Under the bill, anyone interested in opening such a store would first need a variance from the city's zoning board. Currently, such operations do not need special permission.
Blackwell said the measure would reduce the number of nuisance takeout stores that attract customers who loiter, deal drugs and drink outside.
Requiring the variance, she said, would make it more difficult for prospective store owners to receive city approval and would give residents a chance to object.
The bill would not affect existing stores.
"We want the ability to try to regulate as much as we can those who allow their establishments to be hangouts," Blackwell said.
Councilman Darrell Clarke yesterday joined Blackwell and fellow Council members Frank DiCicco, Michael Nutter, Donna Reed Miller, Marian Tasco, and Council President Anna C. Verna, who have cosponsored the bill and sought to extend its proposed restrictions to their districts.
The committee also voted, 5-1, with Councilman David Cohen voting against, to recommend a bill to the full Council that would allow a 139,000-square-foot Wal-Mart to be built in Port Richmond.

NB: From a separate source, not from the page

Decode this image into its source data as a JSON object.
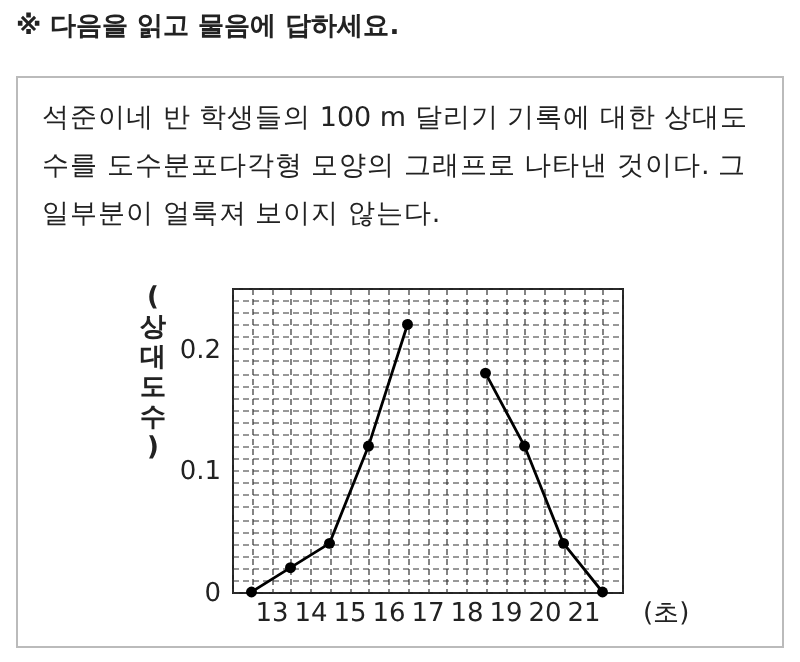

Steven Wolfson of Wolfson Verrichia Group Inc., a Plymouth Meeting firm that specializes in shopping centers, plans to build the Wal-Mart at the polluted and abandoned G.B. Goldman paper factory across the street from Northeastern Hospital on East Allegheny Avenue. Under the proposal, the developer would be responsible for cleaning up the asbestos-polluted site.
The committee's vote came despite the objections of some neighborhood residents, State Rep. John Taylor (R., Phila.), representatives from the food workers' and hospital workers' unions, and officials from Temple University Health Systems, which operates Northeastern Hospital.
They expressed concerns about traffic, jobs that might disappear at smaller stores unable to compete with the much larger Wal-Mart, and the ability of emergency personnel to access the hospital.
But Jenn Richards, a member of the Port Richmond Community Redevelopment Group, said the proposal would rid the neighborhood of an eyesore and fire hazard. "It makes Port Richmond a better place to live," Richards said.
Jerry Coughlin, business agent for Local 1856 of the United Brotherhood of Carpenters and Joiners, which would get many of the construction jobs the new store would create, also supported the proposal.
"We have hundreds and hundreds of carpenters out of work," Coughlin said. "Quite frankly, we need those jobs, and we need them now."